Reputation: 2897
I am attempting to write a regular expression to match certain patterns except for those with a preceding pattern. In other words given the following sentence:
Don't want to match paragraph 1.2.3.4 but this instead 5.6.7.8
I would like to match all X.X.X.X
that does not have the word paragraph
in front of it, ie it should only match 5.6.7.8. My current regex as such seems to match both 1.2.3.4 and 5.6.7.8. I have switched around the lookaheads but doesn't seem to match my use case.
(?<!paragraph)(?:[\(\)0-9a-zA-Z]+\.)+[\(\)0-9a-zA-Z]+
I code in javascript.
EDIT: Note that X.X.X.X
are not fixed at 4 X
s. They range from X.X
to X.X.X.X.X
Upvotes: 3
Views: 233
Reputation: 1074018
Your pattern matches because "paragraph" is not the same as "paragraph[space]". Your pattern doesn't have a space.
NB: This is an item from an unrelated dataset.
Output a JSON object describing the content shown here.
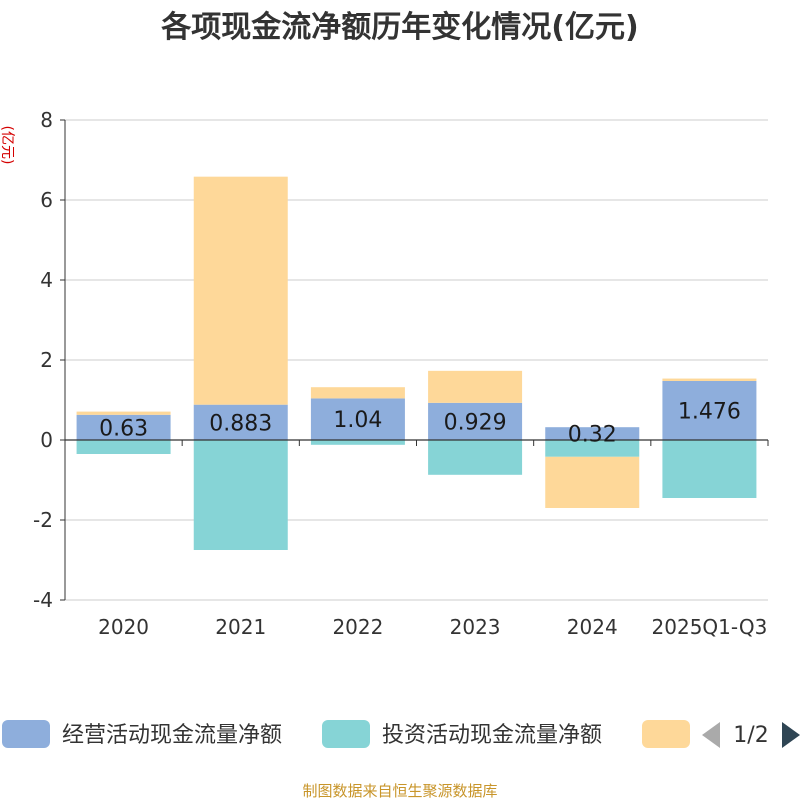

Your text does.
You may want to add the space (perhaps conditionally?) to your lookbehind. Because you want to match a varying number of X.X.X.X
(you've said X.X
through X.X.X.X.X
), we need to include X.
in the lookbehind as well:
const rex = /(?<!paragraph *(?:[\(\)0-9a-zA-Z]+\.)*)(?:[\(\)0-9a-zA-Z]+\.){1,4}[\(\)0-9a-zA-Z]/i;
Live Example:
function test(str) {
const rex = /(?<!paragraph *(?:[\(\)0-9a-zA-Z]+\.)*)(?:[\(\)0-9a-zA-Z]+\.){1,4}[\(\)0-9a-zA-Z]/i;
const match = rex.exec(str);
console.log(match ? match[0] : "No match");
}
console.log("Testing four 'digits':");
test("Don't want to match paragraph 1.2.3.4 but this instead 5.6.7.8 blah");
console.log("Testing two 'digits':");
test("Don't want to match paragraph 1.2.3.4 but this instead 5.6 blah");
console.log("Testing two 'digits' again:");
test("Don't want to match paragraph 1.2 but this instead 5.6 blah");
console.log("Testing five 'digits' again:");
test("Don't want to match paragraph 1.2 but this instead 5.6.7.8.9 blah");
That expression requires:
paragraph
followed by zero or more spaces possibly followed by X.
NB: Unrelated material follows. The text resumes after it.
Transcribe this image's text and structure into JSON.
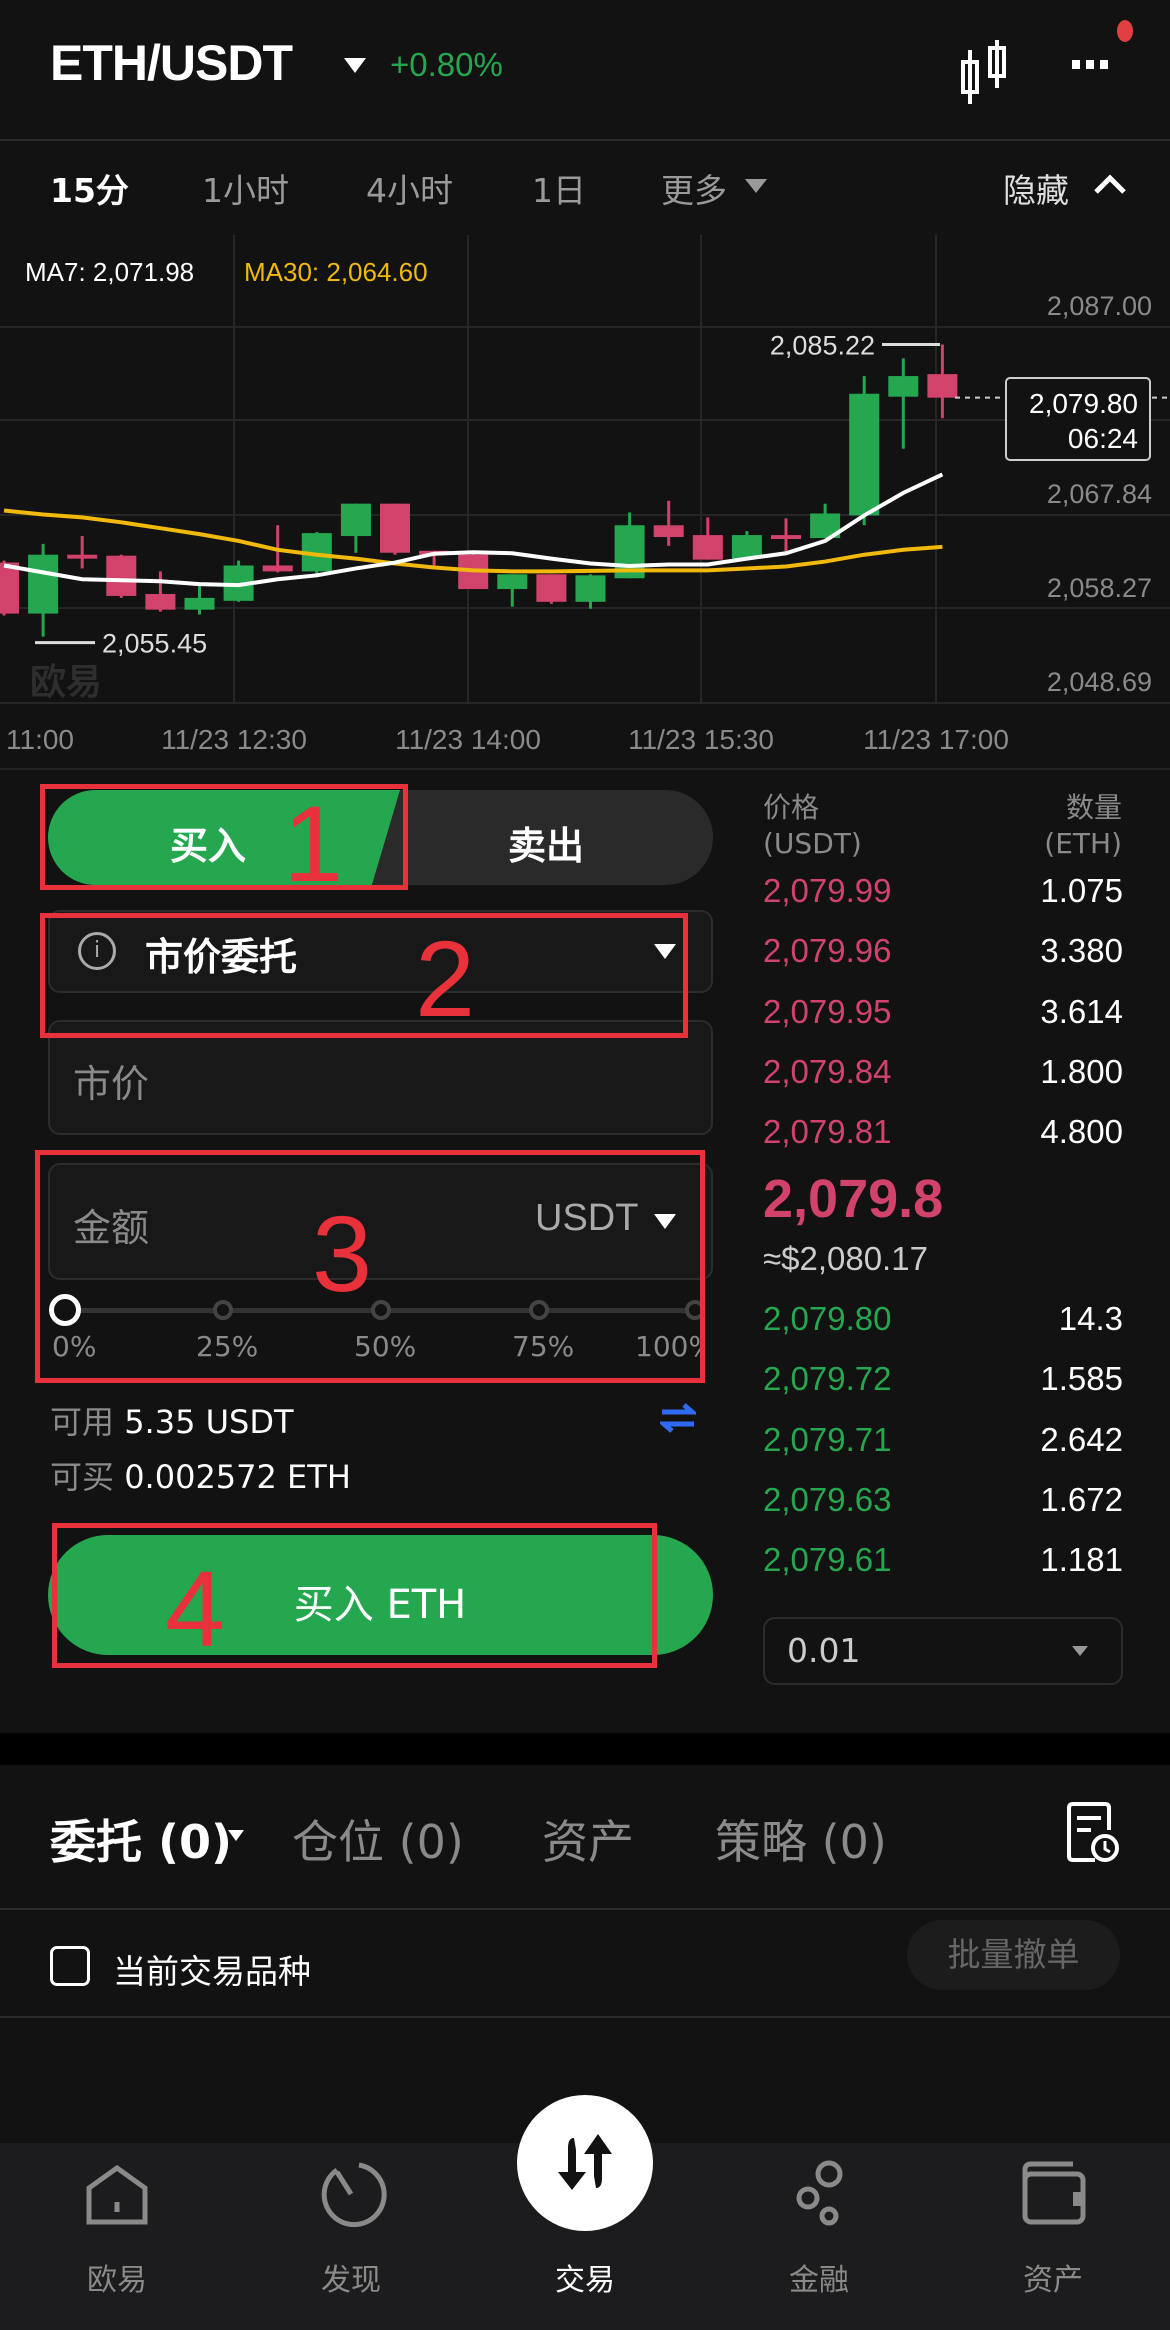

zer or more times is not immediately prior to the match; andX.
is repeated one to four times ({1,4}
); andX
immediately follows those threeX
in my example is A-Z0-9
and I've made the expression case-insensitive, but you can tweak as needed.
Note that lookbehind was only added to JavaScript recently, in ES2018, so support requires up-to-date JavaScript environments. If you need lookbehind on older environments, you might check out Steven Levithan's excellent XRegex library.
Also note that variable-length lookbehind like the above is not supported in all languages (but is supported in JavaScript...in engines that are up-to-date).
Upvotes: 4
Reputation: 5853
You can build the Regex iteratively -
Test regex here.
const inputData = 'Don\'t want to match paragraph 1.2.3.4 but this instead 5.6.7.8 and 12.2.333.2';
const re = /(?<!paragraph\s+)(\d{1,}\.\d{1,}\.\d{1,}\.\d{1,})/ig;
const matchedGroups = inputData.matchAll(re);
for (const matchedGroup of matchedGroups) {
console.log(matchedGroup);
}
Upvotes: 0
Reputation: 2835
If you always want to match a 4-item group, you can do it like this:
(?<!paragraph )([0-9]+.?){4}
Upvotes: 0